Bernie Madoff died today. His name will, rightfully, forever be synonymous with greed and fraud on a massive and unimaginable level. By the time his criminal enterprise was uncovered, he had already perpetuated the largest Ponzi scheme in U.S. history. The government charged him with defrauding over $50B from thousands of victims, including charitable organizations.

It’s safe to say that no one is going to mourn his passing.

Madoff’s epic fall from grace is Shakespearean. He was once a revered Wall Street titan, where he ran NASDAQ. He was the quintessential A-Lister in the financial world, widely admired as a visionary and wizard of financial markets. People literally pleaded with him to invest their money.
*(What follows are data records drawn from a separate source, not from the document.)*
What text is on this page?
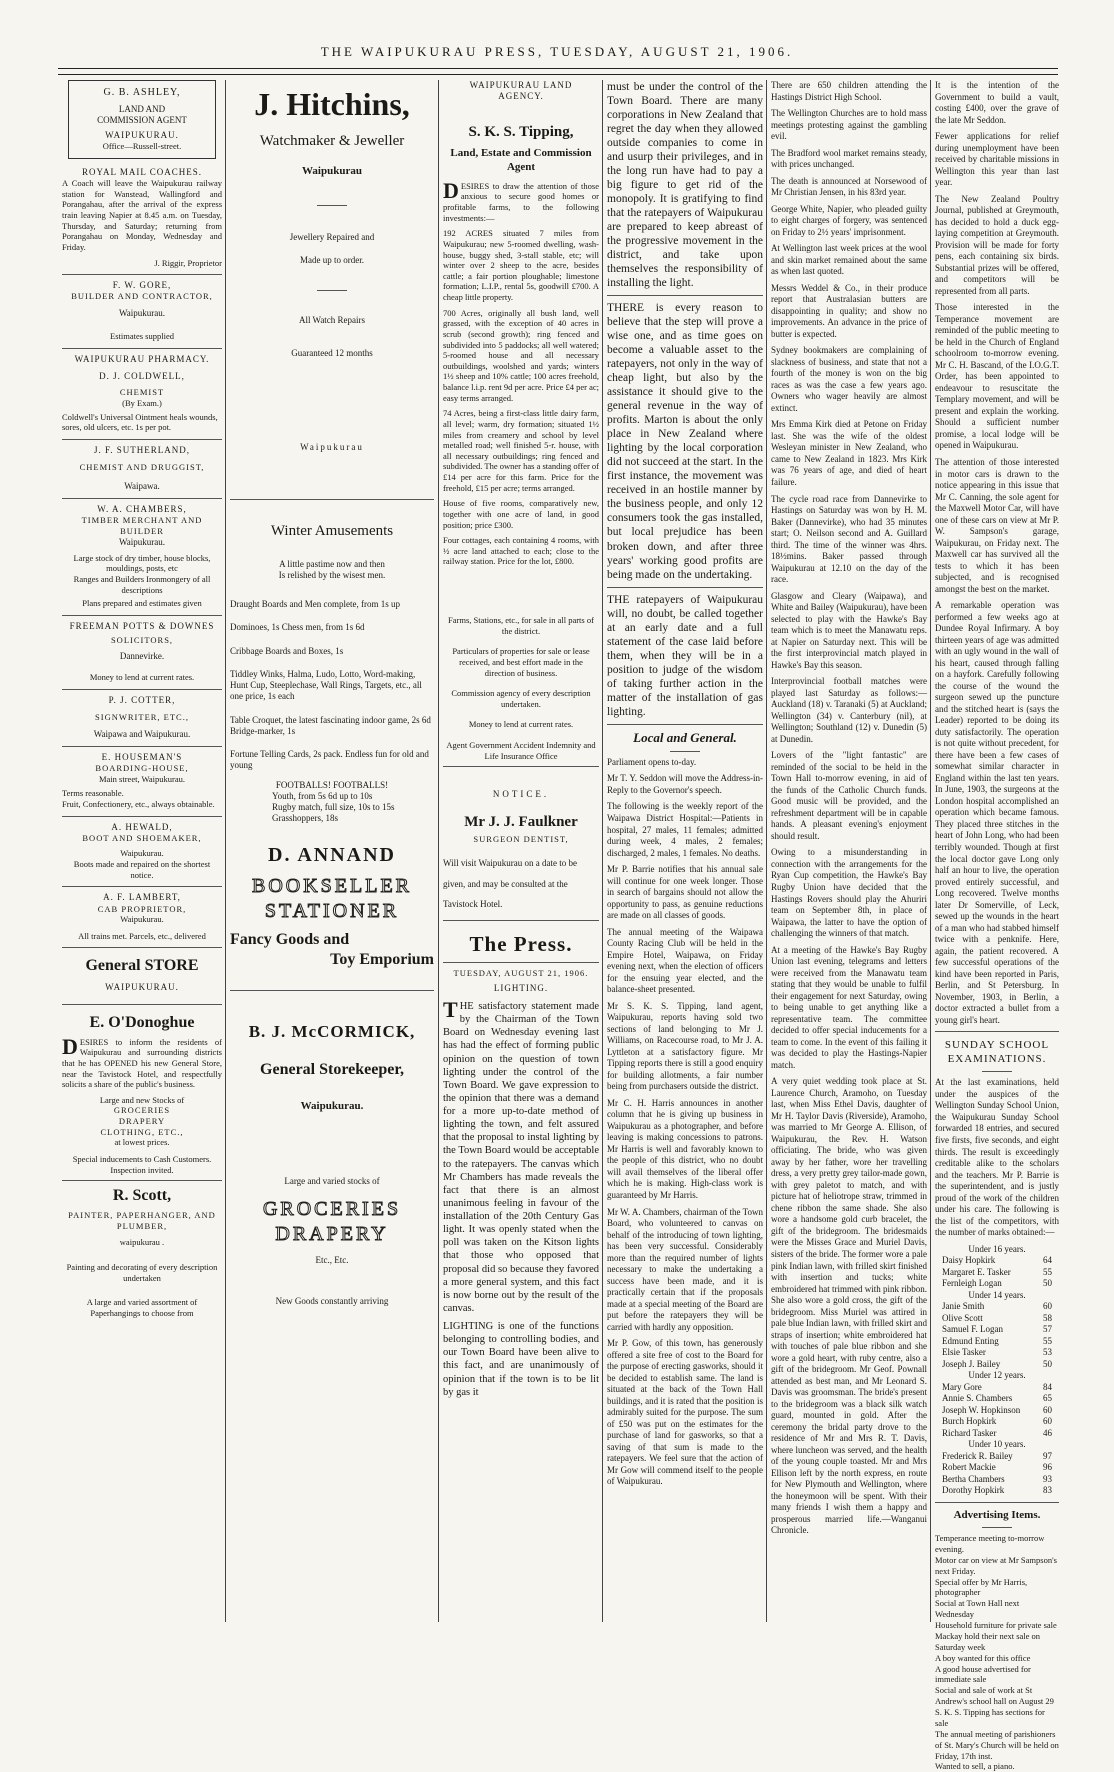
THE WAIPUKURAU PRESS, TUESDAY, AUGUST 21, 1906.
G. B. ASHLEY,
LAND AND
COMMISSION AGENT
WAIPUKURAU.
Office—Russell-street.
ROYAL MAIL COACHES.

A Coach will leave the Waipukurau railway station for Wanstead, Wallingford and Porangahau, after the arrival of the express train leaving Napier at 8.45 a.m. on Tuesday, Thursday, and Saturday; returning from Porangahau on Monday, Wednesday and Friday.

J. Riggir, Proprietor
F. W. GORE,
BUILDER AND CONTRACTOR,
Waipukurau.
Estimates supplied
WAIPUKURAU PHARMACY.
D. J. COLDWELL,
CHEMIST
(By Exam.)

Coldwell's Universal Ointment heals wounds, sores, old ulcers, etc. 1s per pot.

J. F. SUTHERLAND,
CHEMIST AND DRUGGIST,
Waipawa.
W. A. CHAMBERS,
TIMBER MERCHANT AND BUILDER
Waipukurau.
Large stock of dry timber, house blocks, mouldings, posts, etc
Ranges and Builders Ironmongery of all descriptions
Plans prepared and estimates given
FREEMAN POTTS & DOWNES
SOLICITORS,
Dannevirke.
Money to lend at current rates.
P. J. COTTER,
SIGNWRITER, ETC.,
Waipawa and Waipukurau.
E. HOUSEMAN'S
BOARDING-HOUSE,
Main street, Waipukurau.
Terms reasonable.
Fruit, Confectionery, etc., always obtainable.
A. HEWALD,
BOOT AND SHOEMAKER,
Waipukurau.
Boots made and repaired on the shortest notice.
A. F. LAMBERT,
CAB PROPRIETOR,
Waipukurau.
All trains met. Parcels, etc., delivered
General STORE
WAIPUKURAU.
E. O'Donoghue

DESIRES to inform the residents of Waipukurau and surrounding districts that he has OPENED his new General Store, near the Tavistock Hotel, and respectfully solicits a share of the public's business.

Large and new Stocks of
GROCERIES
DRAPERY
CLOTHING, ETC.,
at lowest prices.
Special inducements to Cash Customers.
Inspection invited.
R. Scott,
PAINTER, PAPERHANGER, AND PLUMBER,
waipukurau .
Painting and decorating of every description undertaken
A large and varied assortment of Paperhangings to choose from
J. Hitchins,
Watchmaker & Jeweller
Waipukurau
Jewellery Repaired and
Made up to order.
All Watch Repairs
Guaranteed 12 months
Waipukurau
Winter Amusements
A little pastime now and then
Is relished by the wisest men.

Draught Boards and Men complete, from 1s up

Dominoes, 1s Chess men, from 1s 6d

Cribbage Boards and Boxes, 1s

Tiddley Winks, Halma, Ludo, Lotto, Word-making, Hunt Cup, Steeplechase, Wall Rings, Targets, etc., all one price, 1s each

Table Croquet, the latest fascinating indoor game, 2s 6d Bridge-marker, 1s

Fortune Telling Cards, 2s pack. Endless fun for old and young

FOOTBALLS! FOOTBALLS!
Youth, from 5s 6d up to 10s
Rugby match, full size, 10s to 15s
Grasshoppers, 18s
D. ANNAND
BOOKSELLER
STATIONER
Fancy Goods and
Toy Emporium
B. J. McCORMICK,
General Storekeeper,
Waipukurau.
Large and varied stocks of
GROCERIES
DRAPERY
Etc., Etc.
New Goods constantly arriving
WAIPUKURAU LAND
AGENCY.
S. K. S. Tipping,
Land, Estate and Commission Agent

DESIRES to draw the attention of those anxious to secure good homes or profitable farms, to the following investments:—

192 ACRES situated 7 miles from Waipukurau; new 5-roomed dwelling, wash-house, buggy shed, 3-stall stable, etc; will winter over 2 sheep to the acre, besides cattle; a fair portion ploughable; limestone formation; L.I.P., rental 5s, goodwill £700. A cheap little property.

700 Acres, originally all bush land, well grassed, with the exception of 40 acres in scrub (second growth); ring fenced and subdivided into 5 paddocks; all well watered; 5-roomed house and all necessary outbuildings, woolshed and yards; winters 1½ sheep and 10% cattle; 100 acres freehold, balance l.i.p. rent 9d per acre. Price £4 per ac; easy terms arranged.

74 Acres, being a first-class little dairy farm, all level; warm, dry formation; situated 1½ miles from creamery and school by level metalled road; well finished 5-r. house, with all necessary outbuildings; ring fenced and subdivided. The owner has a standing offer of £14 per acre for this farm. Price for the freehold, £15 per acre; terms arranged.

House of five rooms, comparatively new, together with one acre of land, in good position; price £300.

Four cottages, each containing 4 rooms, with ½ acre land attached to each; close to the railway station. Price for the lot, £800.

Farms, Stations, etc., for sale in all parts of the district.
Particulars of properties for sale or lease received, and best effort made in the direction of business.
Commission agency of every description undertaken.
Money to lend at current rates.
Agent Government Accident Indemnity and Life Insurance Office
NOTICE.
Mr J. J. Faulkner
SURGEON DENTIST,

Will visit Waipukurau on a date to be given, and may be consulted at the Tavistock Hotel.

The Press.
TUESDAY, AUGUST 21, 1906.
LIGHTING.

THE satisfactory statement made by the Chairman of the Town Board on Wednesday evening last has had the effect of forming public opinion on the question of town lighting under the control of the Town Board. We gave expression to the opinion that there was a demand for a more up-to-date method of lighting the town, and felt assured that the proposal to instal lighting by the Town Board would be acceptable to the ratepayers. The canvas which Mr Chambers has made reveals the fact that there is an almost unanimous feeling in favour of the installation of the 20th Century Gas light. It was openly stated when the poll was taken on the Kitson lights that those who opposed that proposal did so because they favored a more general system, and this fact is now borne out by the result of the canvas.

LIGHTING is one of the functions belonging to controlling bodies, and our Town Board have been alive to this fact, and are unanimously of opinion that if the town is to be lit by gas it

must be under the control of the Town Board. There are many corporations in New Zealand that regret the day when they allowed outside companies to come in and usurp their privileges, and in the long run have had to pay a big figure to get rid of the monopoly. It is gratifying to find that the ratepayers of Waipukurau are prepared to keep abreast of the progressive movement in the district, and take upon themselves the responsibility of installing the light.

THERE is every reason to believe that the step will prove a wise one, and as time goes on become a valuable asset to the ratepayers, not only in the way of cheap light, but also by the assistance it should give to the general revenue in the way of profits. Marton is about the only place in New Zealand where lighting by the local corporation did not succeed at the start. In the first instance, the movement was received in an hostile manner by the business people, and only 12 consumers took the gas installed, but local prejudice has been broken down, and after three years' working good profits are being made on the undertaking.

THE ratepayers of Waipukurau will, no doubt, be called together at an early date and a full statement of the case laid before them, when they will be in a position to judge of the wisdom of taking further action in the matter of the installation of gas lighting.

Local and General.

Parliament opens to-day.

Mr T. Y. Seddon will move the Address-in-Reply to the Governor's speech.

The following is the weekly report of the Waipawa District Hospital:—Patients in hospital, 27 males, 11 females; admitted during week, 4 males, 2 females; discharged, 2 males, 1 females. No deaths.

Mr P. Barrie notifies that his annual sale will continue for one week longer. Those in search of bargains should not allow the opportunity to pass, as genuine reductions are made on all classes of goods.

The annual meeting of the Waipawa County Racing Club will be held in the Empire Hotel, Waipawa, on Friday evening next, when the election of officers for the ensuing year elected, and the balance-sheet presented.

Mr S. K. S. Tipping, land agent, Waipukurau, reports having sold two sections of land belonging to Mr J. Williams, on Racecourse road, to Mr J. A. Lyttleton at a satisfactory figure. Mr Tipping reports there is still a good enquiry for building allotments, a fair number being from purchasers outside the district.

Mr C. H. Harris announces in another column that he is giving up business in Waipukurau as a photographer, and before leaving is making concessions to patrons. Mr Harris is well and favorably known to the people of this district, who no doubt will avail themselves of the liberal offer which he is making. High-class work is guaranteed by Mr Harris.

Mr W. A. Chambers, chairman of the Town Board, who volunteered to canvas on behalf of the introducing of town lighting, has been very successful. Considerably more than the required number of lights necessary to make the undertaking a success have been made, and it is practically certain that if the proposals made at a special meeting of the Board are put before the ratepayers they will be carried with hardly any opposition.

Mr P. Gow, of this town, has generously offered a site free of cost to the Board for the purpose of erecting gasworks, should it be decided to establish same. The land is situated at the back of the Town Hall buildings, and it is rated that the position is admirably suited for the purpose. The sum of £50 was put on the estimates for the purchase of land for gasworks, so that a saving of that sum is made to the ratepayers. We feel sure that the action of Mr Gow will commend itself to the people of Waipukurau.

There are 650 children attending the Hastings District High School.

The Wellington Churches are to hold mass meetings protesting against the gambling evil.

The Bradford wool market remains steady, with prices unchanged.

The death is announced at Norsewood of Mr Christian Jensen, in his 83rd year.

George White, Napier, who pleaded guilty to eight charges of forgery, was sentenced on Friday to 2½ years' imprisonment.

At Wellington last week prices at the wool and skin market remained about the same as when last quoted.

Messrs Weddel & Co., in their produce report that Australasian butters are disappointing in quality; and show no improvements. An advance in the price of butter is expected.

Sydney bookmakers are complaining of slackness of business, and state that not a fourth of the money is won on the big races as was the case a few years ago. Owners who wager heavily are almost extinct.

Mrs Emma Kirk died at Petone on Friday last. She was the wife of the oldest Wesleyan minister in New Zealand, who came to New Zealand in 1823. Mrs Kirk was 76 years of age, and died of heart failure.

The cycle road race from Dannevirke to Hastings on Saturday was won by H. M. Baker (Dannevirke), who had 35 minutes start; O. Neilson second and A. Guillard third. The time of the winner was 4hrs. 18½mins. Baker passed through Waipukurau at 12.10 on the day of the race.

Glasgow and Cleary (Waipawa), and White and Bailey (Waipukurau), have been selected to play with the Hawke's Bay team which is to meet the Manawatu reps. at Napier on Saturday next. This will be the first interprovincial match played in Hawke's Bay this season.

Interprovincial football matches were played last Saturday as follows:—Auckland (18) v. Taranaki (5) at Auckland; Wellington (34) v. Canterbury (nil), at Wellington; Southland (12) v. Dunedin (5) at Dunedin.

Lovers of the "light fantastic" are reminded of the social to be held in the Town Hall to-morrow evening, in aid of the funds of the Catholic Church funds. Good music will be provided, and the refreshment department will be in capable hands. A pleasant evening's enjoyment should result.

Owing to a misunderstanding in connection with the arrangements for the Ryan Cup competition, the Hawke's Bay Rugby Union have decided that the Hastings Rovers should play the Ahuriri team on September 8th, in place of Waipawa, the latter to have the option of challenging the winners of that match.

At a meeting of the Hawke's Bay Rugby Union last evening, telegrams and letters were received from the Manawatu team stating that they would be unable to fulfil their engagement for next Saturday, owing to being unable to get anything like a representative team. The committee decided to offer special inducements for a team to come. In the event of this failing it was decided to play the Hastings-Napier match.

A very quiet wedding took place at St. Laurence Church, Aramoho, on Tuesday last, when Miss Ethel Davis, daughter of Mr H. Taylor Davis (Riverside), Aramoho, was married to Mr George A. Ellison, of Waipukurau, the Rev. H. Watson officiating. The bride, who was given away by her father, wore her travelling dress, a very pretty grey tailor-made gown, with grey paletot to match, and with picture hat of heliotrope straw, trimmed in chene ribbon the same shade. She also wore a handsome gold curb bracelet, the gift of the bridegroom. The bridesmaids were the Misses Grace and Muriel Davis, sisters of the bride. The former wore a pale pink Indian lawn, with frilled skirt finished with insertion and tucks; white embroidered hat trimmed with pink ribbon. She also wore a gold cross, the gift of the bridegroom. Miss Muriel was attired in pale blue Indian lawn, with frilled skirt and straps of insertion; white embroidered hat with touches of pale blue ribbon and she wore a gold heart, with ruby centre, also a gift of the bridegroom. Mr Geof. Pownall attended as best man, and Mr Leonard S. Davis was groomsman. The bride's present to the bridegroom was a black silk watch guard, mounted in gold. After the ceremony the bridal party drove to the residence of Mr and Mrs R. T. Davis, where luncheon was served, and the health of the young couple toasted. Mr and Mrs Ellison left by the north express, en route for New Plymouth and Wellington, where the honeymoon will be spent. With their many friends I wish them a happy and prosperous married life.—Wanganui Chronicle.

It is the intention of the Government to build a vault, costing £400, over the grave of the late Mr Seddon.

Fewer applications for relief during unemployment have been received by charitable missions in Wellington this year than last year.

The New Zealand Poultry Journal, published at Greymouth, has decided to hold a duck egg-laying competition at Greymouth. Provision will be made for forty pens, each containing six birds. Substantial prizes will be offered, and competitors will be represented from all parts.

Those interested in the Temperance movement are reminded of the public meeting to be held in the Church of England schoolroom to-morrow evening. Mr C. H. Bascand, of the I.O.G.T. Order, has been appointed to endeavour to resuscitate the Templary movement, and will be present and explain the working. Should a sufficient number promise, a local lodge will be opened in Waipukurau.

The attention of those interested in motor cars is drawn to the notice appearing in this issue that Mr C. Canning, the sole agent for the Maxwell Motor Car, will have one of these cars on view at Mr P. W. Sampson's garage, Waipukurau, on Friday next. The Maxwell car has survived all the tests to which it has been subjected, and is recognised amongst the best on the market.

A remarkable operation was performed a few weeks ago at Dundee Royal Infirmary. A boy thirteen years of age was admitted with an ugly wound in the wall of his heart, caused through falling on a hayfork. Carefully following the course of the wound the surgeon sewed up the puncture and the stitched heart is (says the Leader) reported to be doing its duty satisfactorily. The operation is not quite without precedent, for there have been a few cases of somewhat similar character in England within the last ten years. In June, 1903, the surgeons at the London hospital accomplished an operation which became famous. They placed three stitches in the heart of John Long, who had been terribly wounded. Though at first the local doctor gave Long only half an hour to live, the operation proved entirely successful, and Long recovered. Twelve months later Dr Somerville, of Leck, sewed up the wounds in the heart of a man who had stabbed himself twice with a penknife. Here, again, the patient recovered. A few successful operations of the kind have been reported in Paris, Berlin, and St Petersburg. In November, 1903, in Berlin, a doctor extracted a bullet from a young girl's heart.

SUNDAY SCHOOL
EXAMINATIONS.

At the last examinations, held under the auspices of the Wellington Sunday School Union, the Waipukurau Sunday School forwarded 18 entries, and secured five firsts, five seconds, and eight thirds. The result is exceedingly creditable alike to the scholars and the teachers. Mr P. Barrie is the superintendent, and is justly proud of the work of the children under his care. The following is the list of the competitors, with the number of marks obtained:—

Under 16 years.
Daisy Hopkirk	64
Margaret E. Tasker	55
Fernleigh Logan	50
Under 14 years.
Janie Smith	60
Olive Scott	58
Samuel F. Logan	57
Edmund Enting	55
Elsie Tasker	53
Joseph J. Bailey	50
Under 12 years.
Mary Gore	84
Annie S. Chambers	65
Joseph W. Hopkinson	60
Burch Hopkirk	60
Richard Tasker	46
Under 10 years.
Frederick R. Bailey	97
Robert Mackie	96
Bertha Chambers	93
Dorothy Hopkirk	83
Advertising Items.

Temperance meeting to-morrow evening.

Motor car on view at Mr Sampson's next Friday.

Special offer by Mr Harris, photographer

Social at Town Hall next Wednesday

Household furniture for private sale

Mackay hold their next sale on Saturday week

A boy wanted for this office

A good house advertised for immediate sale

Social and sale of work at St Andrew's school hall on August 29

S. K. S. Tipping has sections for sale

The annual meeting of parishioners of St. Mary's Church will be held on Friday, 17th inst.

Wanted to sell, a piano.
But once he was exposed as a charlatan, it didn’t take long for him to lose everything – his stature, his freedom, his wife and even his two beloved sons who tragically died young deaths, one of cancer and one who took his life. His ex-daughter-in-law changed her name because she knew the Madoff moniker would be a lifetime albatross of shame around her neck.

So, the question will now be asked – was justice served? Did he get what was coming to him? Did his sentence of 150 years, in some measure, right the scales of his colossal misdeeds? A number of his victims got some recompense some years later. But many lost everything, and suffered shock and anguish that killed their spirits and, in too many instances, their physical health. The damage they suffered cannot be quantified in financial terms.

In the end, how could any criminal sentence – no matter how severe – balance out Madoff’s crimes? How does partial compensation to some of the victims make anything right? How can the loss of his children serve anything other than compounding the tragedy of his descent? Does the death of an 82-year-old man in prison somehow ease the pain of his victims?

There is nothing in the final chapter of Madoff’s life to make us feel better, or enable the aggrieved to feel rewarded. Bernie Madoff chose to abandon any shred of decency, and instead to take himself, his victims and his family on his dark walk to hell.

There cannot be joy in the news of his death. The destruction he wrought only caused outrage and sadness, and his death today changes none of that.